Danny Boy: "Does my cock look big in this?"
Judi Dench does her usual thing in these films as a flimsy, indulgent matriarch, full of biting witticisms about arse-covering parliamentary bureaucrats who would stop her brave boys from killing whoever they want to. She's the intelligence chief with the heart of gold, constantly outraged by Bond's indiscretions, but secretly adoring him. Mads Mikkelsen is gripping as Le Shifty, and I look forward to his next role as a Serbian communofascist. Jeffrey Wright, a brilliant actor, was utterly wasted as "the brother from Langley". A number of female actresses are introduced to swelling orchestrals as classical Bond Babes. Various unknown actors die competently. Aside from phallic pistols, lots of gadgets are ostentatiously wielded, but I have a sense that writers are getting sick of this: nothing they show us is particularly stunning. There is a curious sense of awe about the cunning use of text messaging and DVDs, despite the fact that Roger Moore and Sean Connery both had to deal with gargantuan laser beams and moon-walkers. SMS fetishism is a miserable excuse for the usual technophilic glee that these films exhibit.
And of course, the film consciously reaffirms the literary cliche that spies are sexually charismatic, unusually intelligent and sadistic, charming their way into the lives and beds of enemies, before wasting them with a one-liner as dry as a shaken Martini. Decisive, effectual, calculating and ultimately superior in every way to the anonymous henchmen they send to their graves every day, they are the modern equivalent of those awesome and thrilling heroes, the aristocrats of early modern Europe. From Percy Blakeney to James Bond, the fixtures of clandestine political subversion have been the same.

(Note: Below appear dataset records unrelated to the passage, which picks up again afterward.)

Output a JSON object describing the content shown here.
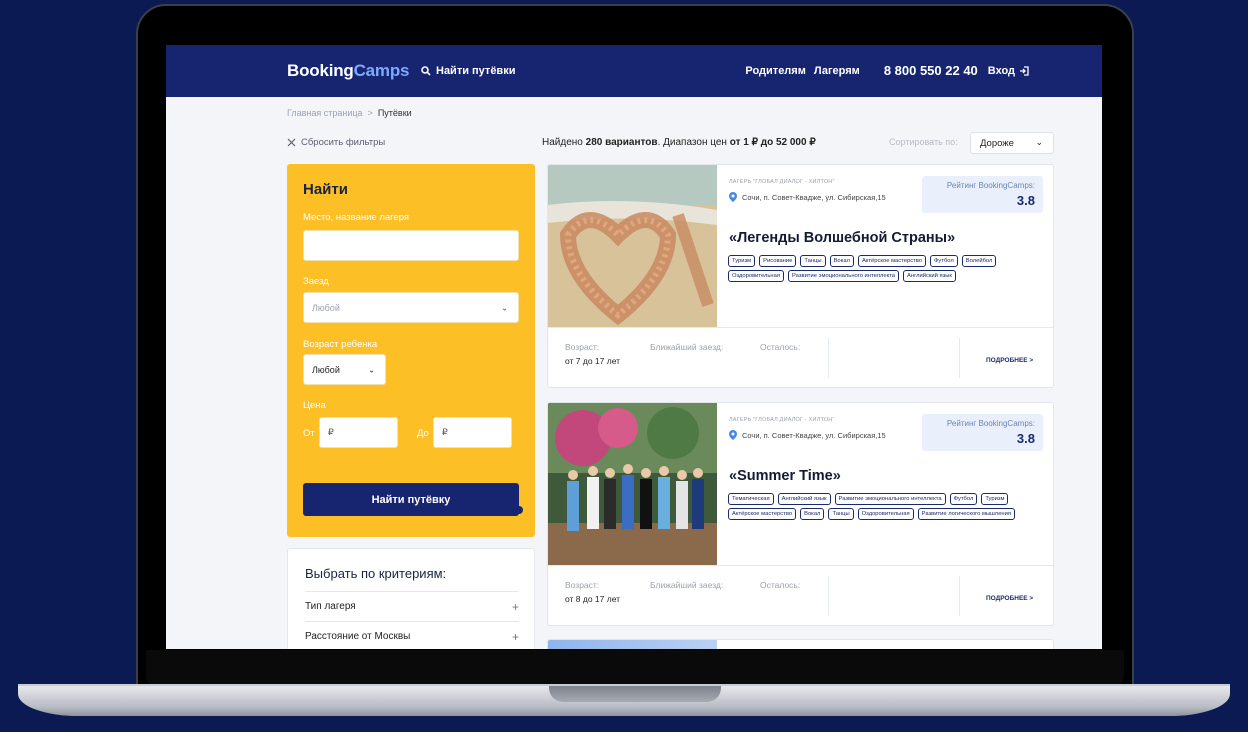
{
  "header": {
    "logo_main": "Booking",
    "logo_accent": "Camps",
    "find_link": "Найти путёвки",
    "nav": [
      "Родителям",
      "Лагерям"
    ],
    "phone": "8 800 550 22 40",
    "login": "Вход"
  },
  "breadcrumb": {
    "home": "Главная страница",
    "sep": ">",
    "current": "Путёвки"
  },
  "toolbar": {
    "reset": "Сбросить фильтры",
    "found_prefix": "Найдено ",
    "found_count": "280 вариантов",
    "found_mid": ". Диапазон цен ",
    "found_range": "от 1 ₽ до 52 000 ₽",
    "sort_label": "Сортировать по:",
    "sort_value": "Дороже"
  },
  "filter": {
    "title": "Найти",
    "place_label": "Место, название лагеря",
    "place_value": "",
    "checkin_label": "Заезд",
    "checkin_value": "Любой",
    "age_label": "Возраст ребенка",
    "age_value": "Любой",
    "price_label": "Цена",
    "from_label": "От",
    "to_label": "До",
    "currency": "₽",
    "button": "Найти путёвку"
  },
  "criteria": {
    "title": "Выбрать по критериям:",
    "rows": [
      "Тип лагеря",
      "Расстояние от Москвы"
    ]
  },
  "cards": [
    {
      "camp": "Лагерь \"Глобал Диалог - Хилтон\"",
      "address": "Сочи, п. Совет-Квадже, ул. Сибирская,15",
      "rating_label": "Рейтинг BookingCamps:",
      "rating": "3.8",
      "title": "«Легенды Волшебной Страны»",
      "tags": [
        "Туризм",
        "Рисование",
        "Танцы",
        "Вокал",
        "Актёрское мастерство",
        "Футбол",
        "Волейбол",
        "Оздоровительная",
        "Развитие эмоционального интеллекта",
        "Английский язык"
      ],
      "age_label": "Возраст:",
      "age_value": "от 7 до 17 лет",
      "next_label": "Ближайший заезд:",
      "left_label": "Осталось:",
      "more": "подробнее >"
    },
    {
      "camp": "Лагерь \"Глобал Диалог - Хилтон\"",
      "address": "Сочи, п. Совет-Квадже, ул. Сибирская,15",
      "rating_label": "Рейтинг BookingCamps:",
      "rating": "3.8",
      "title": "«Summer Time»",
      "tags": [
        "Тематическая",
        "Английский язык",
        "Развитие эмоционального интеллекта",
        "Футбол",
        "Туризм",
        "Актёрское мастерство",
        "Вокал",
        "Танцы",
        "Оздоровительная",
        "Развитие логического мышления"
      ],
      "age_label": "Возраст:",
      "age_value": "от 8 до 17 лет",
      "next_label": "Ближайший заезд:",
      "left_label": "Осталось:",
      "more": "подробнее >"
    }
  ],
  "colors": {
    "navy": "#172570",
    "yellow": "#fdbf26",
    "accent": "#7fa8ff"
  }
}
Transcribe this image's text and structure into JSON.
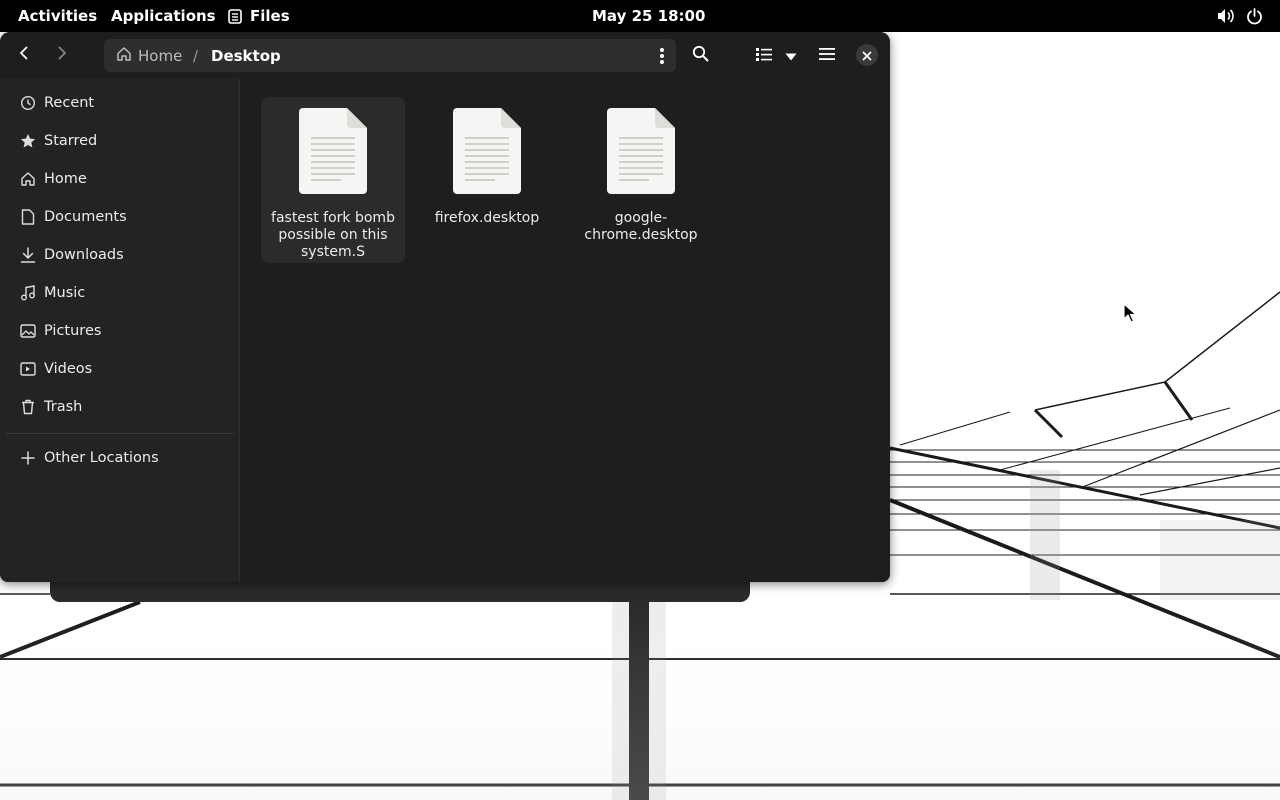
{
  "topbar": {
    "activities": "Activities",
    "applications": "Applications",
    "app_name": "Files",
    "clock": "May 25  18:00",
    "icons": [
      "files-app-icon",
      "volume-icon",
      "power-icon"
    ]
  },
  "window": {
    "header": {
      "breadcrumb": [
        "Home",
        "Desktop"
      ],
      "separator": "/",
      "icons": [
        "back-icon",
        "forward-icon",
        "home-icon",
        "kebab-menu-icon",
        "search-icon",
        "list-view-icon",
        "chevron-down-icon",
        "hamburger-menu-icon",
        "close-icon"
      ]
    },
    "sidebar": {
      "items": [
        {
          "label": "Recent",
          "icon": "clock-icon"
        },
        {
          "label": "Starred",
          "icon": "star-icon"
        },
        {
          "label": "Home",
          "icon": "home-icon"
        },
        {
          "label": "Documents",
          "icon": "document-icon"
        },
        {
          "label": "Downloads",
          "icon": "download-icon"
        },
        {
          "label": "Music",
          "icon": "music-icon"
        },
        {
          "label": "Pictures",
          "icon": "picture-icon"
        },
        {
          "label": "Videos",
          "icon": "video-icon"
        },
        {
          "label": "Trash",
          "icon": "trash-icon"
        }
      ],
      "other_locations": {
        "label": "Other Locations",
        "icon": "plus-icon"
      }
    },
    "files": [
      {
        "name": "fastest fork bomb possible on this system.S",
        "selected": true,
        "icon": "text-file-icon"
      },
      {
        "name": "firefox.desktop",
        "selected": false,
        "icon": "text-file-icon"
      },
      {
        "name": "google-chrome.desktop",
        "selected": false,
        "icon": "text-file-icon"
      }
    ]
  },
  "colors": {
    "topbar_bg": "#000000",
    "window_bg": "#1e1e1e",
    "sidebar_bg": "#232323",
    "selection_bg": "#2b2b2b",
    "pathbar_bg": "#2e2e2e"
  }
}
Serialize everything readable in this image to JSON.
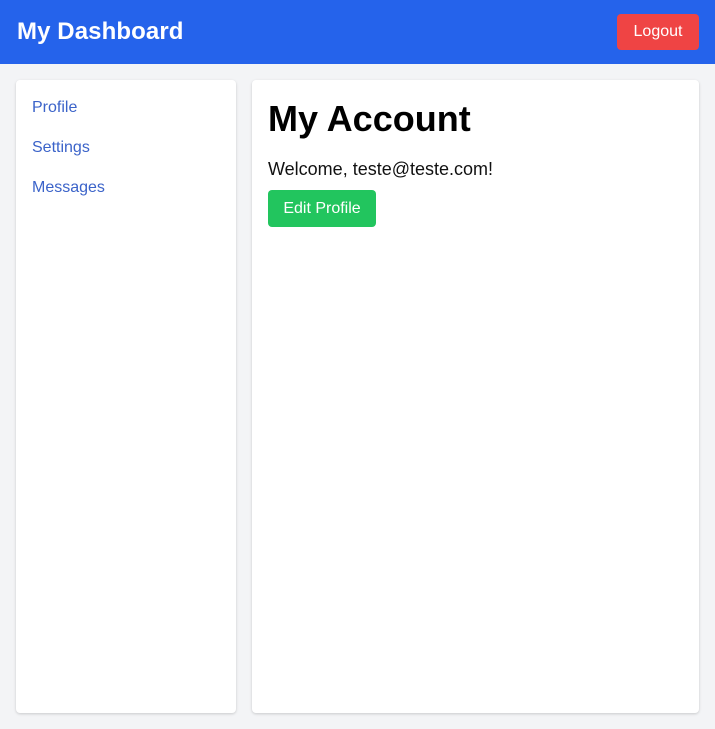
{
  "header": {
    "title": "My Dashboard",
    "logout_label": "Logout"
  },
  "sidebar": {
    "items": [
      {
        "label": "Profile"
      },
      {
        "label": "Settings"
      },
      {
        "label": "Messages"
      }
    ]
  },
  "main": {
    "title": "My Account",
    "welcome": "Welcome, teste@teste.com!",
    "edit_label": "Edit Profile"
  },
  "colors": {
    "header_bg": "#2563eb",
    "logout_bg": "#ef4444",
    "edit_bg": "#22c55e",
    "nav_link": "#3b63c9",
    "page_bg": "#f3f4f6"
  }
}
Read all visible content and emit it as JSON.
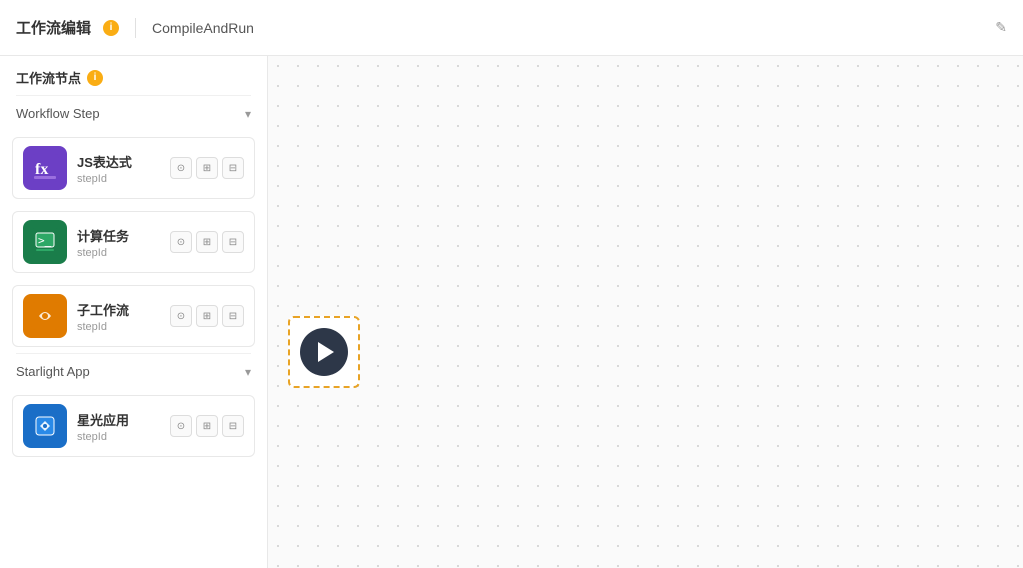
{
  "header": {
    "title": "工作流编辑",
    "info_tooltip": "i",
    "workflow_name": "CompileAndRun",
    "edit_icon": "✎"
  },
  "sidebar": {
    "section_title": "工作流节点",
    "info_tooltip": "i",
    "categories": [
      {
        "id": "workflow-step",
        "label": "Workflow Step",
        "expanded": true,
        "nodes": [
          {
            "id": "js-expr",
            "name": "JS表达式",
            "stepId": "stepId",
            "icon_type": "js"
          },
          {
            "id": "calc-task",
            "name": "计算任务",
            "stepId": "stepId",
            "icon_type": "calc"
          },
          {
            "id": "sub-workflow",
            "name": "子工作流",
            "stepId": "stepId",
            "icon_type": "sub"
          }
        ]
      },
      {
        "id": "starlight-app",
        "label": "Starlight App",
        "expanded": true,
        "nodes": [
          {
            "id": "starlight-app",
            "name": "星光应用",
            "stepId": "stepId",
            "icon_type": "starlight"
          }
        ]
      }
    ],
    "action_buttons": [
      "⊙",
      "⊞",
      "⊟"
    ]
  },
  "canvas": {
    "play_node": {
      "visible": true
    }
  }
}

I have always been stunned by the popularity of Bond movies, and especially by people who think it's 'only' a bit of entertainment. Bond movies are the most political films you usually get to see from the Hollywood mainstream, and the message isn't exactly shrouded in subtlety. I am also stunned that the audience is so willing to be mind-fucked in public - have some dignity. If you're going to laugh at yet another dull witticism from a cold, unappealling sociopath, then take it home and watch the DVD, for fuck's sake. The only heartening moment was when I realised that someone behind me was listening to their walkman, a lonely and short-lived protest. If the producers are looking for audience feedback, may I suggest a cold shower and an anti-perspirant? Because you fucking stink.